World football ruling body FIFA on Monday filed claims in a court in Switzerland seeking to recover two million Swiss francs (about £1.56 million) from former French football star Michel Platini.
It said the money was paid inappropriately by ex-FIFA President Sepp Blatter to Platini.
“FIFA has today filed claims in the relevant Swiss courts against former FIFA President Joseph Blatter and former FIFA Vice-President Michel Platini, seeking restitution of the two million francs unduly
paid to Mr. Platini back in February 2011,” FIFA said.
It added it was “duty-bound to try to recover the funds illicitly paid by one former official to another.”
Blatter and Platini, who could not immediately be reached for comments, have maintained they did nothing wrong.
This has come amid what became part of the biggest corruption scandal to shake the world football body, resulting in numerous prosecutions and convictions in the U.S.

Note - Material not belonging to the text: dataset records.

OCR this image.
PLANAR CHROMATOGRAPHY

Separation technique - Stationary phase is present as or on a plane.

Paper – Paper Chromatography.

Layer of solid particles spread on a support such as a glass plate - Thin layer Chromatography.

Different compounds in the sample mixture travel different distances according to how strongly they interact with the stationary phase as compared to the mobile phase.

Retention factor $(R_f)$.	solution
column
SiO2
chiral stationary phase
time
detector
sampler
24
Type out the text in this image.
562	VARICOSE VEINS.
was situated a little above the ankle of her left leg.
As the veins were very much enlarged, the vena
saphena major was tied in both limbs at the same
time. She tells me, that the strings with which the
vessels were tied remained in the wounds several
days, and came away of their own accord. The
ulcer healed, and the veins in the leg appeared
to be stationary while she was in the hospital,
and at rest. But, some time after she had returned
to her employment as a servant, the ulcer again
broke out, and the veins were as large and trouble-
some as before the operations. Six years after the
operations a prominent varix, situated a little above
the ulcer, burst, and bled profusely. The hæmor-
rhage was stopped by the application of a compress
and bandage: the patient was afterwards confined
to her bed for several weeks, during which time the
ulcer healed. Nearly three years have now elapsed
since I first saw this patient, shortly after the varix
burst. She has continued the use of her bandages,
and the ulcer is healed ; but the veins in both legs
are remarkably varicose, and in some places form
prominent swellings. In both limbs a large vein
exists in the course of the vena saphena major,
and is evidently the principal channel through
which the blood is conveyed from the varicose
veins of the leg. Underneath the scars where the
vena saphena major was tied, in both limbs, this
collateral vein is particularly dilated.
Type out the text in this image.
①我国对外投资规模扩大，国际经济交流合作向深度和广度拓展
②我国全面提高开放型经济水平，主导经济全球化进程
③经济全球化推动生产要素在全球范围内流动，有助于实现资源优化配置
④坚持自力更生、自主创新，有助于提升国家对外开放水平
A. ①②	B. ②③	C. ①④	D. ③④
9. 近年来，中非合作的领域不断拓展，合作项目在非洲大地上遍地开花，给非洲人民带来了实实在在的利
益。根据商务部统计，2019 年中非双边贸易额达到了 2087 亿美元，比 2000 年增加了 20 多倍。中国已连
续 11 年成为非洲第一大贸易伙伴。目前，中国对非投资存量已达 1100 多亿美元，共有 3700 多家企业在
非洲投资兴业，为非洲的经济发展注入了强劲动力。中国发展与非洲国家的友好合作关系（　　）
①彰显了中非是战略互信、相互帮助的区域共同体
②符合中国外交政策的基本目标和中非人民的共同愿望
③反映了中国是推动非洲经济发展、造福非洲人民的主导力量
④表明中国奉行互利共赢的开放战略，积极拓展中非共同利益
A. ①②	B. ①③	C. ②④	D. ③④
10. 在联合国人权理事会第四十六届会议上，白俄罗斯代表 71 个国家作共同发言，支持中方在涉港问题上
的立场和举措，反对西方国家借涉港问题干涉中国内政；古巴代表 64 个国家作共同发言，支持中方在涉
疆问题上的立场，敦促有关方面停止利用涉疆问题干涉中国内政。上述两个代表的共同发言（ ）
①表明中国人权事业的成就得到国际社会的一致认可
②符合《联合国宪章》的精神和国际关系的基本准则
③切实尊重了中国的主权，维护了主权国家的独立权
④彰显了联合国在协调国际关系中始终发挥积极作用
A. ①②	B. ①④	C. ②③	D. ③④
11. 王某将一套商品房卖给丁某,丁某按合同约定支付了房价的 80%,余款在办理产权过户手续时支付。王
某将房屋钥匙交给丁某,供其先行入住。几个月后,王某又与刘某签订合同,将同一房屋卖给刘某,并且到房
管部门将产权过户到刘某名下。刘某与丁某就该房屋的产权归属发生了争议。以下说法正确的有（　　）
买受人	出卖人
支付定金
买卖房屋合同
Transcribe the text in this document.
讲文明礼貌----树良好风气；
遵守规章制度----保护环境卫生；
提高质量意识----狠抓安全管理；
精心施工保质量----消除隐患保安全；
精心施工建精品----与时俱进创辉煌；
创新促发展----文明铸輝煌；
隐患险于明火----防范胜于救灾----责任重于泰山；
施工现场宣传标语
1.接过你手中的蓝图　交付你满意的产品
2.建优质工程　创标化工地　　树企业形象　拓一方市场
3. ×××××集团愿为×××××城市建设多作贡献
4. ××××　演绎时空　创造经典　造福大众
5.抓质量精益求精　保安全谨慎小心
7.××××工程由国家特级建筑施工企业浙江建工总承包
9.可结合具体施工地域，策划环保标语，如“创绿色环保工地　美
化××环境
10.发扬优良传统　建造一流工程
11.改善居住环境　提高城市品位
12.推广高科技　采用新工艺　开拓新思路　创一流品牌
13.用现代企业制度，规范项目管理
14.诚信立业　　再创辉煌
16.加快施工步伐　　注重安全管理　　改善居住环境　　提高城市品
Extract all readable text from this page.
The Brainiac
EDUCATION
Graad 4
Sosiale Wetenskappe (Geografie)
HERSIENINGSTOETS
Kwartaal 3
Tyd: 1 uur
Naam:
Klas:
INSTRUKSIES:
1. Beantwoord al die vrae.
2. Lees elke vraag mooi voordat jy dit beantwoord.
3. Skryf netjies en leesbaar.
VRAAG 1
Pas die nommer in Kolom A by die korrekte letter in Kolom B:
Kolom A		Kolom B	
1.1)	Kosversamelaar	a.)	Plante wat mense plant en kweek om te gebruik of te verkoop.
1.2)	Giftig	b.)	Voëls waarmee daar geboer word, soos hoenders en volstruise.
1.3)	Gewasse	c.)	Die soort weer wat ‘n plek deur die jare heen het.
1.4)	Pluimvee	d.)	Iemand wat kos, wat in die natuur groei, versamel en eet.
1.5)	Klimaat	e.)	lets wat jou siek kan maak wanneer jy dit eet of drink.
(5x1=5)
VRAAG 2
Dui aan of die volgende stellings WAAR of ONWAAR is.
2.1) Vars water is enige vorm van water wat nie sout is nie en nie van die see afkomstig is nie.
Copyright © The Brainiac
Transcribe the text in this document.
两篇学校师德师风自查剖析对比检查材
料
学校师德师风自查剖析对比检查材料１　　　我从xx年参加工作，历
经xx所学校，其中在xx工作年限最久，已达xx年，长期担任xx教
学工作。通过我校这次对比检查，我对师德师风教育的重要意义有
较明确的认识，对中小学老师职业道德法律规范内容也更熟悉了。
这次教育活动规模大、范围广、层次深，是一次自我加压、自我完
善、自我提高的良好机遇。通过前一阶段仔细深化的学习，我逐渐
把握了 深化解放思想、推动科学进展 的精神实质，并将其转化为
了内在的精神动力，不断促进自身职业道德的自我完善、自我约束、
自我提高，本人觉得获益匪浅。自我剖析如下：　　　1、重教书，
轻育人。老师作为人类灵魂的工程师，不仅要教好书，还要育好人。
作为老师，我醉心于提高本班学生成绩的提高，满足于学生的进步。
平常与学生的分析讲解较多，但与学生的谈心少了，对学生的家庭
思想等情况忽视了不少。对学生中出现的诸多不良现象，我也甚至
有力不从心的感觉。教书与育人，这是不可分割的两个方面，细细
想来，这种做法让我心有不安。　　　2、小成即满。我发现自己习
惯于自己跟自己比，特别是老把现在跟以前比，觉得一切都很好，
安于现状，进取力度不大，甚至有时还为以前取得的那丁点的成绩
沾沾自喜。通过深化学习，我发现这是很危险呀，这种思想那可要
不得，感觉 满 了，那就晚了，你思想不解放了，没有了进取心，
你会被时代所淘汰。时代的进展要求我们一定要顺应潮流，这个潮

Both men were banned from football in late 2015 over the payment made to the Frenchman by FIFA with Blatter’s approval in 2011 for work he had done a decade earlier.
Platini, the head of European football body UEFA from 2007 to 2015, was originally banned from all football-related activities for eight years.
The Court of Arbitration for Sport (CAS) later reduced the suspension to four years, with his ban ending this year.
Blatter’s ban was reduced from eight years to six, a period later upheld by CAS.
This was a decision which concluded that the now-83-year-old had “breached the FIFA Code of Ethics since the payment amounted to an undue gift as it had no contractual basis.”